Dear Miss Manners – What would be a correct way to prompt my husband’s married children to write thank-you letters or notes for gifts?
I have tried to convince my husband to stop sending them gifts altogether so they will get the message. He refuses.
Is it proper etiquette to stop sending the gifts and to write them and let them know what is happening?
Gentle Reader – Are you asking if it is polite to send out written punishments for Christmas? Well, no. And that goes double for stepparents.
But here’s how to do it: You send them Christmas greetings with your fondest love and a lot of warm family chitchat. Only at the end of the letter do you say you haven’t sent the usual presents because you gather from their silence that previous attempts to find something to please them have not been a success.

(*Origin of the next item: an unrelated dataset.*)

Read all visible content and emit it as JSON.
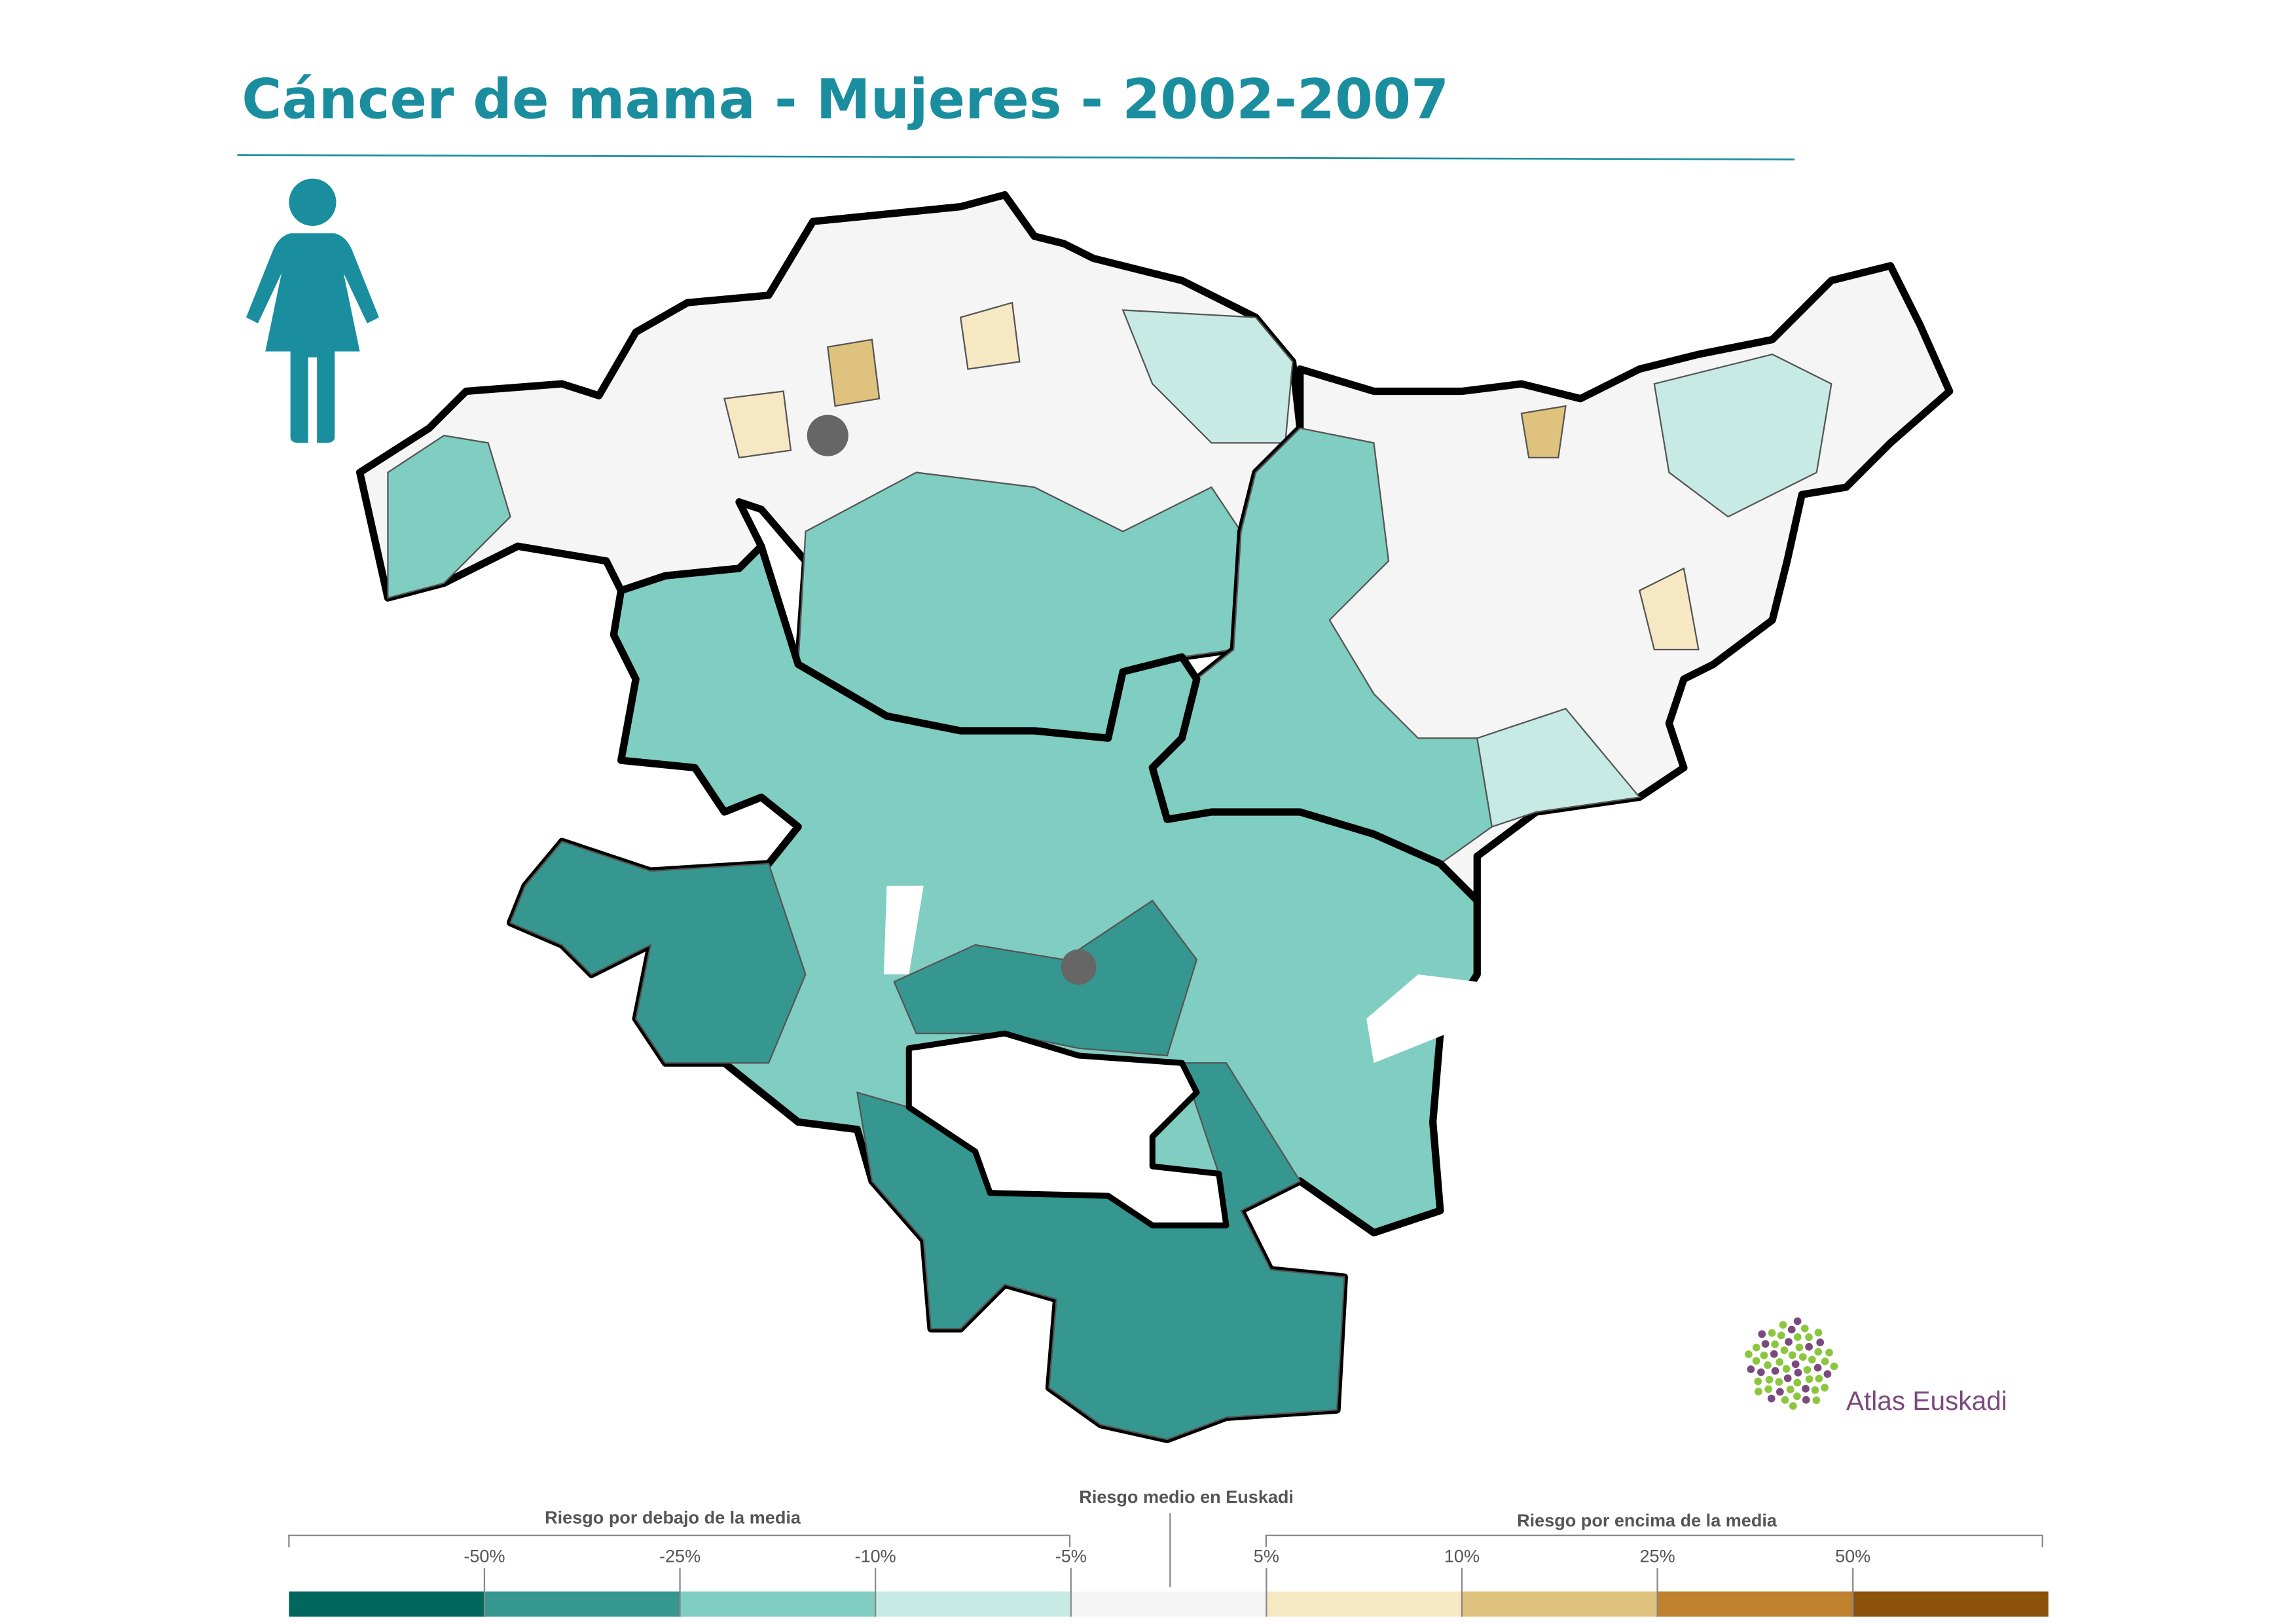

Miss Manners insists that only your husband can authorize such a letter, as they are his children. It would be best sent by him, but you could write the letter if you make it clear that it is on his behalf, not your own.
If he won’t, you may make a Christmas call in which you humbly ask if the presents were all right, thus eliciting some kind of thanks. Your object, after all, is to salvage his feelings rather than to rough up theirs.
Dear Miss Manners – I invited a family I have known for 20 years for oyster stew on Christmas Eve. The answer came back that the father of the family didn’t like oyster stew.
I offered to prepare something else for him. A few days later, the mother told me they had been invited to another family’s house for supper and had accepted. In my book, this is incredibly rude. This notion goes back to high-school proms in the ’50s, when you either accepted the invitation of the first youth who asked you or turned down subsequent invitations.
Gentle Reader – Miss Manners feels obliged to tell you that the prom rule was not as strict as you remember. Rather, you were allowed to turn down any number of youths until the right one came along, provided you did so graciously and without a false excuse.
Thus, it was all right to say “Thank you so much, but I’m afraid I can’t, but not “I hate proms,” much less “Not if you were the last boy on Earth.” As the vague version could be interpreted as already having a date, one was free to accept another offer.
Your friends violated both parts of this rule. Miss Manners congratulates you on not having to spend Christmas Eve with such ungracious people.